Humanity's banks are now formally choking on the loans required to build the infrastructure humanity insisted it needed. JPMorgan, Morgan Stanley, and SMBC are quietly searching for someone else to hold the risk, which is a polite way of saying the numbers have become uncomfortable.

The situation is not a crisis. It is, rather, a stress test — which is what humans call a crisis they have seen coming for several months.

The sums are so large that banks start choking — a useful reminder that the future has a balance sheet, and someone has to carry it.

What happened

A $38 billion loan package is currently financing Oracle data centers in Texas and Wisconsin. JPMorgan and MUFG have spent months attempting to distribute portions of this debt more broadly across the market. Some institutions reportedly tried to sell the loans at a discount to non-bank buyers, which is the financial equivalent of a hot potato played at planetary scale.

To limit exposure, banks are exploring something called significant risk transfers — arrangements in which the loan remains on the bank's books, but the default risk is quietly handed to credit funds and insurers in exchange for a return. Oracle, for its part, had already raised $18 billion through bond offerings before the loan package entered the picture. The infrastructure appetite, it turns out, is not small.

Frank Benhamou of Cheyne Capital noted that these deals are riskier than typical risk transfers: a handful of operators, heavily concentrated loans, and construction projects that have a well-documented habit of costing more than planned.
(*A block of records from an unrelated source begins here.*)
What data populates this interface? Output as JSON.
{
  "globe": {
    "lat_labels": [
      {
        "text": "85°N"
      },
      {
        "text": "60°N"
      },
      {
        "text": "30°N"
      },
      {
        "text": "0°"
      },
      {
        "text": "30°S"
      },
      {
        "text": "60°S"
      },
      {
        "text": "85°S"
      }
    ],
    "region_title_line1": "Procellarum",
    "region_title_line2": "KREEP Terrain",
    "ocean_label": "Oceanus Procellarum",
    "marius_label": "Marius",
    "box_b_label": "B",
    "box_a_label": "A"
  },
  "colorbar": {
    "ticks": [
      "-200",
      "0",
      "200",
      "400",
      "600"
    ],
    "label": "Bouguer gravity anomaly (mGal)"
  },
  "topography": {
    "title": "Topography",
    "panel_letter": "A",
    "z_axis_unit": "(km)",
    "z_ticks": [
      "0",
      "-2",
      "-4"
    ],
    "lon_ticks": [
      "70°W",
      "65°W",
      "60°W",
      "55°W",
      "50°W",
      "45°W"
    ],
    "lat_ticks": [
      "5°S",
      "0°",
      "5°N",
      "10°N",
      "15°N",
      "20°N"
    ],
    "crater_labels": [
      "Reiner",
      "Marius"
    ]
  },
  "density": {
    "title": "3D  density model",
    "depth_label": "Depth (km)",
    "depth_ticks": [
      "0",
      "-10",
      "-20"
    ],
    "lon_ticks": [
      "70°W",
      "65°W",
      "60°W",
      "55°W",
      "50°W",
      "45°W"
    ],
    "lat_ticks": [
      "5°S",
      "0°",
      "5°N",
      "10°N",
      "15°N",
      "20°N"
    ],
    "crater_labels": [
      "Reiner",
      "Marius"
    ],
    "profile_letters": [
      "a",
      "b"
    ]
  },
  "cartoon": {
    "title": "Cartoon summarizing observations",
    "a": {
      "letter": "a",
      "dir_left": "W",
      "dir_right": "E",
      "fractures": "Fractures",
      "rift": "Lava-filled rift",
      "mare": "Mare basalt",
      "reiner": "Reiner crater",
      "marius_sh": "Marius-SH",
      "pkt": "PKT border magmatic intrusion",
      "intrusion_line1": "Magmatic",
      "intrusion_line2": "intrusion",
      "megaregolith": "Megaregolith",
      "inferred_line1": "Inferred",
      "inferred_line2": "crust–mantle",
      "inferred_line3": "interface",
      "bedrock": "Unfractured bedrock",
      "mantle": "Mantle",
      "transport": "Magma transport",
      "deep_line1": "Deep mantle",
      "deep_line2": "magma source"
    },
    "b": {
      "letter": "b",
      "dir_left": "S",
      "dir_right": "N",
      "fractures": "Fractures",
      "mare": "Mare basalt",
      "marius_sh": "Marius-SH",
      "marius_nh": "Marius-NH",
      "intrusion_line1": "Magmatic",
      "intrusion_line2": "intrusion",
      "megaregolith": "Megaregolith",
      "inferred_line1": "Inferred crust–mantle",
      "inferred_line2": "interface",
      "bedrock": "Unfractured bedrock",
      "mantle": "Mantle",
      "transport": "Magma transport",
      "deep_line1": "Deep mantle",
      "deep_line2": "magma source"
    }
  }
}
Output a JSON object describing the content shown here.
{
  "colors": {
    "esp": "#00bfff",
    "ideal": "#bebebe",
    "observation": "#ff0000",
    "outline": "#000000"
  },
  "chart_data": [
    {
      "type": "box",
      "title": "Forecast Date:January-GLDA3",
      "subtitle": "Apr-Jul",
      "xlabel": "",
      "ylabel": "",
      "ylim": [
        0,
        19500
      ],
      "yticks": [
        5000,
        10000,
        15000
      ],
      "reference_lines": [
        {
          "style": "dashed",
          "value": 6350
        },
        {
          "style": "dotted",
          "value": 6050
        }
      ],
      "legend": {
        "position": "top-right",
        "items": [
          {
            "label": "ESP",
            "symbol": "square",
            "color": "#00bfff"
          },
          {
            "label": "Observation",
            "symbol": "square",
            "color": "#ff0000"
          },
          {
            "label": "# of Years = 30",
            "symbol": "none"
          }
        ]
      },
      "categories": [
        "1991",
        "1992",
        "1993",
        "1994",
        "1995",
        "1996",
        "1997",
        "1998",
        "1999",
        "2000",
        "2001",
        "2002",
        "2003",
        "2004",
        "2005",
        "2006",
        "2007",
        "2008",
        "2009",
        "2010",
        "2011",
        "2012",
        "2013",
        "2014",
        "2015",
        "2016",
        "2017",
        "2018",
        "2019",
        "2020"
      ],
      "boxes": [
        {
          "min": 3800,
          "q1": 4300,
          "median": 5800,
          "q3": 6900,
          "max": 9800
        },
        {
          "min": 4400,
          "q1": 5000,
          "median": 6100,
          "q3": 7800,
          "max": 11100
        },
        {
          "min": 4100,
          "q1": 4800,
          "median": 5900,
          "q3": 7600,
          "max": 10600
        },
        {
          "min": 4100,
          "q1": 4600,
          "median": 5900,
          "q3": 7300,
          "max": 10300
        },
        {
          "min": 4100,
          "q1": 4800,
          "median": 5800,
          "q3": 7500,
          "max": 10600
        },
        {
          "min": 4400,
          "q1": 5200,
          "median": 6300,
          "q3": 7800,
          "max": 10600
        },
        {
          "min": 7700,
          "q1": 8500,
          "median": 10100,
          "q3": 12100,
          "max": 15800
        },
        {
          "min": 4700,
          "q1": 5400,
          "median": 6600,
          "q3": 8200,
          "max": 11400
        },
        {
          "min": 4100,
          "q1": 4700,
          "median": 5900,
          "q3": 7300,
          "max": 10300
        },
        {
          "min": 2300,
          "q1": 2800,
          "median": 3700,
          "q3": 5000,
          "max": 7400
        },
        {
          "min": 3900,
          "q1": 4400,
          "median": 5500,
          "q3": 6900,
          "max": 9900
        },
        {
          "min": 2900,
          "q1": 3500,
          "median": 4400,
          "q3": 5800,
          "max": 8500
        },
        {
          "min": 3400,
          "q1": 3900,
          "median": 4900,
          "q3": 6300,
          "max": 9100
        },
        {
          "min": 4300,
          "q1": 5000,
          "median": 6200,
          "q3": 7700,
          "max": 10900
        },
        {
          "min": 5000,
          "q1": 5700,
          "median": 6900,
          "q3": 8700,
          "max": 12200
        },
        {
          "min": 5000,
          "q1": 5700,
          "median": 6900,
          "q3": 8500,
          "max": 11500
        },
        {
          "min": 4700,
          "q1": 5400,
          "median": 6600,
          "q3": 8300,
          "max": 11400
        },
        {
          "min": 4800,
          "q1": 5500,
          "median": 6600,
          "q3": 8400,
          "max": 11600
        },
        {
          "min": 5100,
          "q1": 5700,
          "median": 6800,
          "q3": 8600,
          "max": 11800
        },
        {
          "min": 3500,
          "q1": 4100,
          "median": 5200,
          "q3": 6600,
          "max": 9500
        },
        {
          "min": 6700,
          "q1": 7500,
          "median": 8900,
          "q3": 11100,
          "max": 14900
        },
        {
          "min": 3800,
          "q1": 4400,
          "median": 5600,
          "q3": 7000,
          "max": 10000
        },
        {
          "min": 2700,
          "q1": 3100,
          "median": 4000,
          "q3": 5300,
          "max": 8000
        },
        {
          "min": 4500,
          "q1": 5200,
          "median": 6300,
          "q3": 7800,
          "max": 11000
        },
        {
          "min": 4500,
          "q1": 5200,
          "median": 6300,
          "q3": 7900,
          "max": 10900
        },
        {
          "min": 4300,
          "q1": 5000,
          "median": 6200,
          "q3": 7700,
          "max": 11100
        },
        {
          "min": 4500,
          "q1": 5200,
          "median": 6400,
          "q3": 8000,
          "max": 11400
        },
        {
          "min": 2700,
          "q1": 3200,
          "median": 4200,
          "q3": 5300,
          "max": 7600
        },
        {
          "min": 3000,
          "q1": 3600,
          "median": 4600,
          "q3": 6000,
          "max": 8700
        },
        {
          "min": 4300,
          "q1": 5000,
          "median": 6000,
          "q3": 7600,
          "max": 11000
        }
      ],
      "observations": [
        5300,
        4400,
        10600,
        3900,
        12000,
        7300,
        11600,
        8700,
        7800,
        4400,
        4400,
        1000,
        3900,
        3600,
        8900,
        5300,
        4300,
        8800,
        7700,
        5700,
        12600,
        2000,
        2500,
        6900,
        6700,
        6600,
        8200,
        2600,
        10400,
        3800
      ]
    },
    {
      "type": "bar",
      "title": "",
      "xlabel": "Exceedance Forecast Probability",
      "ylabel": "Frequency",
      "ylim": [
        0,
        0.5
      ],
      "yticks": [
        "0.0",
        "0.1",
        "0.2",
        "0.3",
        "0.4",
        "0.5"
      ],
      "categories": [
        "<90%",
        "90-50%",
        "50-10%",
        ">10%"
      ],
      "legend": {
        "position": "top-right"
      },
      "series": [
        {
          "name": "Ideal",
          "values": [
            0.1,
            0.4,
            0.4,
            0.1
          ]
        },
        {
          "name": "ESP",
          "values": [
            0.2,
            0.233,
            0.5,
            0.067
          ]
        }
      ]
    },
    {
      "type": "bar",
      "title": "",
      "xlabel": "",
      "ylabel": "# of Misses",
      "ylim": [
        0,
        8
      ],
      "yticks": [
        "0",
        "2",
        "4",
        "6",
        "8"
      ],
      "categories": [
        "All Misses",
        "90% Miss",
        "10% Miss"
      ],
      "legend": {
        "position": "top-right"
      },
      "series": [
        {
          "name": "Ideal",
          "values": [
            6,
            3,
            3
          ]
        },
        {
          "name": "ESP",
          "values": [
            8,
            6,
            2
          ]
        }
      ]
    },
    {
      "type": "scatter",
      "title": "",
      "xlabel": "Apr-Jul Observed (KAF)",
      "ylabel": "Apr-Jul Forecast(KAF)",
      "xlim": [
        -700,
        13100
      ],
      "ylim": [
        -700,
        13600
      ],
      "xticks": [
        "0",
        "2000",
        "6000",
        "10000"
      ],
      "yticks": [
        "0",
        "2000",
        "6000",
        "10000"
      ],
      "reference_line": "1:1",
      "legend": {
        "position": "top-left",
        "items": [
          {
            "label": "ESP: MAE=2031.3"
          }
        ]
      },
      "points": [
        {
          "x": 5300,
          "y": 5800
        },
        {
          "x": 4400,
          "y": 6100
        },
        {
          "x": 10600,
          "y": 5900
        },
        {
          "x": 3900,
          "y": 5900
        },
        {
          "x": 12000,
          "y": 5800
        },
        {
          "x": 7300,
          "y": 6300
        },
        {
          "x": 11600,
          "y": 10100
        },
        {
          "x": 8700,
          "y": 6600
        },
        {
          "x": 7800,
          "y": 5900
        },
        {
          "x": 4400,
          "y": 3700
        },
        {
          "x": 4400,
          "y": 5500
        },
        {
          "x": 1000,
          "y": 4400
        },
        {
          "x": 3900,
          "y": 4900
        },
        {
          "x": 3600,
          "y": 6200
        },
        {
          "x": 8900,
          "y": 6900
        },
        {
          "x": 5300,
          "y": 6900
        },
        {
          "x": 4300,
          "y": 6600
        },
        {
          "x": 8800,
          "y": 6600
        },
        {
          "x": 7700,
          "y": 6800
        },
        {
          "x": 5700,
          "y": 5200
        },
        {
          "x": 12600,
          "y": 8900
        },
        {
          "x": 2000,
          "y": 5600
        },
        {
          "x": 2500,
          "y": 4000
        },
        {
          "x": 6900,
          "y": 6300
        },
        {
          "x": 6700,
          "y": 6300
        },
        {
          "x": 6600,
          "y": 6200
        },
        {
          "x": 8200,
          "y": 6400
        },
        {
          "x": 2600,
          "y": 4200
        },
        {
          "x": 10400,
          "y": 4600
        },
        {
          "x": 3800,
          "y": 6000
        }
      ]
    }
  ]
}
Matthew Moniot of Man Group summarized the situation more directly. The word he used was choking.

Why the humans care

Banks operate with internal risk concentration limits, which exist precisely to prevent any single category of bet from becoming a systemic problem. AI data center loans have now grown large enough to test those limits at multiple institutions simultaneously. This is either a sign of how seriously the world is investing in artificial intelligence, or a sign of how quickly a sensible limit becomes inconvenient when the technology is sufficiently exciting.

Political risk adds texture. Maine's legislature passed LD 307, a moratorium on data centers over 20 megawatts, before Governor Janet Mills vetoed it on April 24, 2026, citing a $550 million project at a former paper mill site in Jay. The moratorium would have run until November 2027. The veto held, but the vote existed — a small reminder that not every jurisdiction has decided the data center buildout is an unambiguous good.

What happens next

Banks will continue distributing risk to whoever will accept it, and the infrastructure will continue being built, because the alternative requires someone to explain to a very large number of people why they should slow down.

The machines will be housed in the buildings. The buildings will be financed by instruments the banks are already trying to hand off. The future, as it turns out, runs on someone else's balance sheet.